I boarded the U-Bahn for the journey to Stephansplatz. Standing up for the short distance (five stops) I suspiciously cast my eyes round the carriage which was sparsely populated. Just the single, odd, scruffy character five metres across the carriage. Just before we reached the Stephansplatz station, the guy darted back past into the heart of the carriage, I thought nothing of it at the time. I exited the train. As I walked along the platform I had a vague sense of passengers following behind me. As I passed a garbage bin I heard the noise of a clanging of metal-on-metal, but again, it didn’t occur to me that there was anything untoward happening.

Wien West U-bahn
Wien West U-bahn
Up the top of the station stairs I once again sidestepped my way through the strategically placed Mozart hawkers and paused to take a photo of the fiaker horses against a backdrop of Stephansdom. I reached for my Samsung but it wasn’t there! Incredulous that I couldn’t find it, I checked and doubled checked all of my pockets, but to no avail. I proceeded to search my carry bag compartment-by-compartment … same result! I remembered clearly I had it on the train, I had glanced at it on the way to my destination and had returned it in clear sight of all in the carriage to my side pocket (in hindsight, the fateful error!).

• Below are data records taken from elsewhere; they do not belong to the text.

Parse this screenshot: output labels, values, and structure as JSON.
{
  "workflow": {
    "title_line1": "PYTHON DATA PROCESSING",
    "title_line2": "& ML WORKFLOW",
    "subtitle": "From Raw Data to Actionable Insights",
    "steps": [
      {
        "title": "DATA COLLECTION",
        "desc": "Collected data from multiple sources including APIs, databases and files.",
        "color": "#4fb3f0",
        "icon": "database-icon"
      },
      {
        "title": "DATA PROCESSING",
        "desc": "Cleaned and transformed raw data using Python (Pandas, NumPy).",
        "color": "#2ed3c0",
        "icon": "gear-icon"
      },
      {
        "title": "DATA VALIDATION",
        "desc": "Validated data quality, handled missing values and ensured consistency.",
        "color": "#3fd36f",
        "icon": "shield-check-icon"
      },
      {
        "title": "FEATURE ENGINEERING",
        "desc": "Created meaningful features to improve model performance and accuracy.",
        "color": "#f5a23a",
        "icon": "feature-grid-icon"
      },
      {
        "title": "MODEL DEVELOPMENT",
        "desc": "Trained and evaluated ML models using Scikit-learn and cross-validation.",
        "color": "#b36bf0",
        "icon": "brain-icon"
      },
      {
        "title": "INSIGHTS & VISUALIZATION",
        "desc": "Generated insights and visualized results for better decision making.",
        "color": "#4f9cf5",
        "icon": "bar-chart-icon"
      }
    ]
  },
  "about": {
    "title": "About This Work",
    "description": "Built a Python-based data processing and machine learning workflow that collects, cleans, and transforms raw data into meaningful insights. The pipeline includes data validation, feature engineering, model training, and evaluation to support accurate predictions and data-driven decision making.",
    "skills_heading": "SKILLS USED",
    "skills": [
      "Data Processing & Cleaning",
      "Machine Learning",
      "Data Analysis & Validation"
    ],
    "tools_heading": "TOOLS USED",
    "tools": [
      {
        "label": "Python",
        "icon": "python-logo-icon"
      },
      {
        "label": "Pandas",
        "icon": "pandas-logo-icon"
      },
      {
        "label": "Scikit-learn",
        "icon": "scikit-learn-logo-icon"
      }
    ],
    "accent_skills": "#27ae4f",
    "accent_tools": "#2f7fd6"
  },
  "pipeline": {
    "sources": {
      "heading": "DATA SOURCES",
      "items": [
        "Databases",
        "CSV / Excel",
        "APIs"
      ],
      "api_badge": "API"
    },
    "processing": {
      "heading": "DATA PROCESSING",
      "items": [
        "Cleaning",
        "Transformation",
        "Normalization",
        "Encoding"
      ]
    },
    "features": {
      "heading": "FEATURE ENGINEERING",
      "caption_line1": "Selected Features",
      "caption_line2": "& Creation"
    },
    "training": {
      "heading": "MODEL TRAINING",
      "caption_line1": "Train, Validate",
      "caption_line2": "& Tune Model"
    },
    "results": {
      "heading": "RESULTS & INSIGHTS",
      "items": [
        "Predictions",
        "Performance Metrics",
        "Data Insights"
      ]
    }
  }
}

I caught the train back to Westbahnhof, retracing the course of the journey in my mind to try to fathom where exactly I parted company with my digital device. All I could be sure of is that it happened somewhere betwixt leaving the train and climbing the escalator – a deft, invisible hand, a blink of an eye and like magic it disappeared from my pocket. I truly didn’t feel a thing!

Back at the hotel I spent a frustrating several hours trying unsuccessfully both online and by phone to contact my mobile data supplier back in Australia. By the time I got through to the hotline they had just closed their service for that day … that meant another seven hours wait till 6am East Coast Australian time to try again.

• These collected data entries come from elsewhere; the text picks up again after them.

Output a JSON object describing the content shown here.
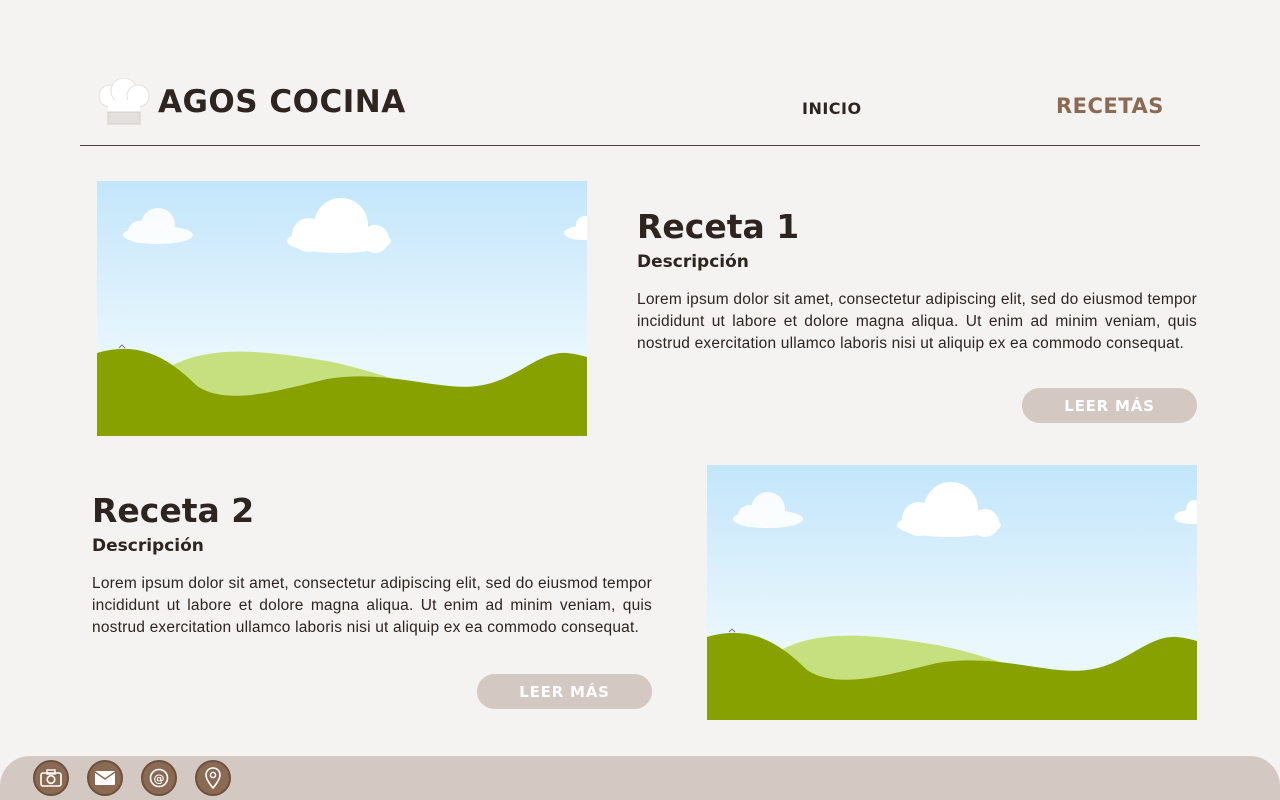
{
  "header": {
    "brand": "AGOS COCINA",
    "logo_icon": "chef-hat-icon",
    "nav": {
      "inicio": "INICIO",
      "recetas": "RECETAS"
    }
  },
  "colors": {
    "background": "#f4f3f1",
    "text": "#2e2420",
    "accent": "#8a6a53",
    "button": "#d3c8c2"
  },
  "recipes": [
    {
      "title": "Receta 1",
      "subtitle": "Descripción",
      "text": "Lorem ipsum dolor sit amet, consectetur adipiscing elit, sed do eiusmod tempor incididunt ut labore et dolore magna aliqua. Ut enim ad minim veniam, quis nostrud exercitation ullamco laboris nisi ut aliquip ex ea commodo consequat.",
      "button": "LEER MÁS"
    },
    {
      "title": "Receta 2",
      "subtitle": "Descripción",
      "text": "Lorem ipsum dolor sit amet, consectetur adipiscing elit, sed do eiusmod tempor incididunt ut labore et dolore magna aliqua. Ut enim ad minim veniam, quis nostrud exercitation ullamco laboris nisi ut aliquip ex ea commodo consequat.",
      "button": "LEER MÁS"
    }
  ],
  "footer": {
    "icons": [
      "camera-icon",
      "mail-icon",
      "at-sign-icon",
      "location-pin-icon"
    ]
  }
}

Although holding zero hope for the recovery of my Samsung, for insurance purposes I decided to report the theft to the local constabulary. The inspector on duty had heard it all before, all too often! He explained how the thieves operate, in teams distracting the mark’s attention, sometimes using attractive young women, etc., universal formula really. I didn’t bother to read the police report of the incident the inspector gave me until I returned home, not realising till that time … it was of course written in German!